In 1956, with the help of Britain and France, Israel attacked Egypt and occupied its adjacent lands as well. In 1967, Israel attacked not only Egypt, but Jordan and Syria, also occupying their lands.
Then in 1982 Israel occupied southern Lebanon, staying there for nearly two decades until 2000, when Lebanon’s armed resistance (comprising mainly Hezbollah) forced Israel to pull out of all but a small part of Lebanon.
But Israel still kept many Lebanese POWs in detention and left behind numerous landmines. Ever since the withdrawal, the Lebanese government has been pleading for the return of those prisoners and for maps showing where an estimated 140,000 mines still lie buried in southern Lebanon. Contrary to international laws and humanitarian conventions, Israel has flatly rejected every Lebanese request.
In October 2000, Hezbollah captured three Israeli soldiers in order to exchange them for Lebanese POWs. Israel’s then PM, Ehud Barak, chose not to respond. With the Palestinian Intifada less than a month old, the rationale was that Israel did not want to open a second front.
In April 2002, at the height of the Israeli army’s strategic destruction of Palestinian West Bank cities, Hezbollah killed several soldiers at the border. Ariel Sharon, who in the meantime had become prime minister, indirectly negotiated with Hezbollah, leading to the release of some 400 prisoners; this was still far short of the total number being held.
Fast-forward to July 12, 2006 when Hezbollah captured two Israeli soldiers at the Lebanese border and killed eight more to pressure Israel into freeing the rest of the POWs, the most famous being Samir Qontar, detained for more than 20 years.
But instead of going even halfway to free the Israeli soldiers through indirect negotiation as Sharon had done, Ehud Olmert immediately deployed Israel’s formidable military killing machine to destroy Lebanon. Hezbollah struck back by firing rockets into Haifa and other northern Israeli cities, forcing many Israelis to take shelter in bunkers.
Early in the current Israeli military operation, Foreign Minister Tsipi Livni was asked how the two Israeli soldiers would be released from Lebanon without negotiation. She answered, "We will bomb the Beirut airport." Asked how this would help, she then answered, "We will bomb the roads leading to the airport."
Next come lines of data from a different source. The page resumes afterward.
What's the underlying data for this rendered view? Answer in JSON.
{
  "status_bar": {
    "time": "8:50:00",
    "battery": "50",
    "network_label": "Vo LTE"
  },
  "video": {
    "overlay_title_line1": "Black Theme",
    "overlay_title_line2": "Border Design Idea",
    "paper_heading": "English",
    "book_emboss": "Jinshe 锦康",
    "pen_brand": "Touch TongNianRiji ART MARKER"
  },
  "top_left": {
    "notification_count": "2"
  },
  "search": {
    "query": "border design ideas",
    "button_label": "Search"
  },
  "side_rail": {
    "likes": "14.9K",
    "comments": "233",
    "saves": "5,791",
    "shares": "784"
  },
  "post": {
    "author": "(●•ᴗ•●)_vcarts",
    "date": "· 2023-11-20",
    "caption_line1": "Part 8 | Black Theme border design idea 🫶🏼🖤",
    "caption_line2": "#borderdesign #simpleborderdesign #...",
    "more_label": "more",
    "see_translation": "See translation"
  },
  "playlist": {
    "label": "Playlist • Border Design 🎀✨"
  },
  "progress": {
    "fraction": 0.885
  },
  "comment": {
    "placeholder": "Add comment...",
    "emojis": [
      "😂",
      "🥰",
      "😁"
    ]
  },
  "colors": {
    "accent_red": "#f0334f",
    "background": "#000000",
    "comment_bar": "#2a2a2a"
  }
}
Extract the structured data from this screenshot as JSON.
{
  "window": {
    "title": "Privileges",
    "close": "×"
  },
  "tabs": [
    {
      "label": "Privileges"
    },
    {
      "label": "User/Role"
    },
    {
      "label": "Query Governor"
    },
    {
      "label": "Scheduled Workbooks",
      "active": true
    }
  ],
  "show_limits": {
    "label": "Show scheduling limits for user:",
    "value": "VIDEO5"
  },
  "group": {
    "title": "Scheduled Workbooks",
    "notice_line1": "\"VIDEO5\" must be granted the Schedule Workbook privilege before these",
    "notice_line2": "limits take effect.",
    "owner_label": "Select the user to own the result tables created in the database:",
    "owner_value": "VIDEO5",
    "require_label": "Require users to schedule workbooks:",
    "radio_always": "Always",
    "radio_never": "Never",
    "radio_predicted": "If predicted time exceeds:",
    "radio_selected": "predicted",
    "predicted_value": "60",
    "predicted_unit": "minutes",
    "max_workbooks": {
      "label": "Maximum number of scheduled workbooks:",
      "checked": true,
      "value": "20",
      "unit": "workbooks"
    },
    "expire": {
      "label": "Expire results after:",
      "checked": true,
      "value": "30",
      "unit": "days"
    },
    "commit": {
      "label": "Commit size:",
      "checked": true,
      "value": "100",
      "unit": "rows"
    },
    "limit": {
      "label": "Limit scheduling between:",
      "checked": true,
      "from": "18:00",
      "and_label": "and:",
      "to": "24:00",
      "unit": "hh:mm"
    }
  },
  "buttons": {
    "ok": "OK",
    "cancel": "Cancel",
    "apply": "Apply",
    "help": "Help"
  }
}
By now, it has become painfully clear that freeing the soldiers is not an Israeli priority. So the question is: What are Israel’s objectives? Are they achievable? And at what cost? Even more important, we now must ask who is setting the agenda — Israel or Washington?
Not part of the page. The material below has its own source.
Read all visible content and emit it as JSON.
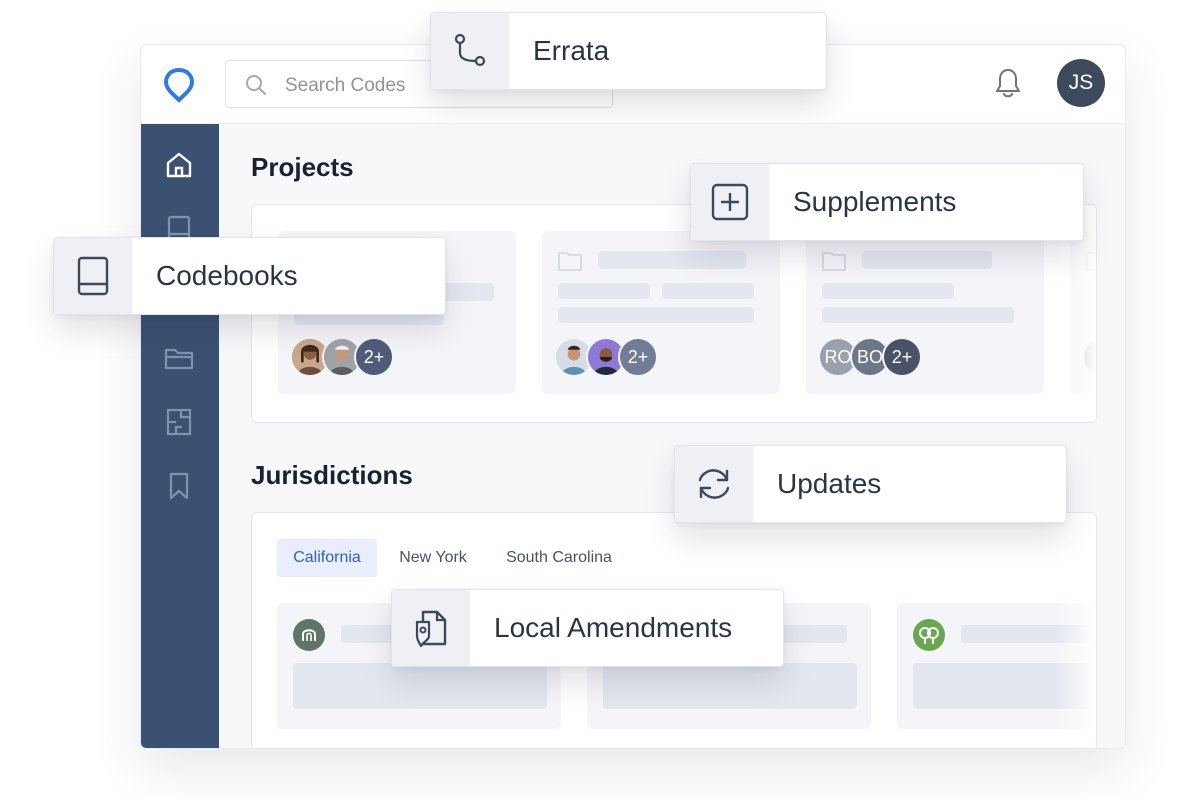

Israel claims its priority is "eliminating Hezbollah’s military power." Ironically, that power was built up as a direct result of the Israeli invasion of Lebanon in 1982 and its continuing aggression ever since.
So for nearly two weeks the world has watched helplessly as the ugly images of Israel’s campaign of murder and horror unfold in Lebanon. The toll of Israel’s state-sanctioned terrorism against its neighbor now includes hundreds of civilian deaths; thousands of wounded; some 600,000 refugees displaced; and billions of dollars lost through the targeted destruction of schools, factories, bridges, power stations, communication towers, major buildings, primary roads, and the Beirut airport. Even dairies, churches and mosques were not spared. To date, only some 30 Israelis have been killed in this one-sided war; about half are soldiers.
To achieve all this human carnage and economic destruction, Israeli fighter planes have flown more than 4,000 sorties, dropping 500-pound laser guided American-made bombs.
The merciless killing of innocent Lebanese civilians (including women, children, the elderly, and the disabled) and the savage destruction of Lebanon’s infrastructure are testimony to Israel’s criminal malevolence. Moreover, it can openly commit these heinous war crimes because it enjoys the support of Western politicians (including Canadian Prime Minister Stephen Harper), led by America and the Bush administration.
Unfortunately, Israel’s murderous aggression will continue in its current MAD (Mutually Assured Destruction) plan, bringing Israel neither peace nor security.
There is only one way to peace and security, and that is through justice.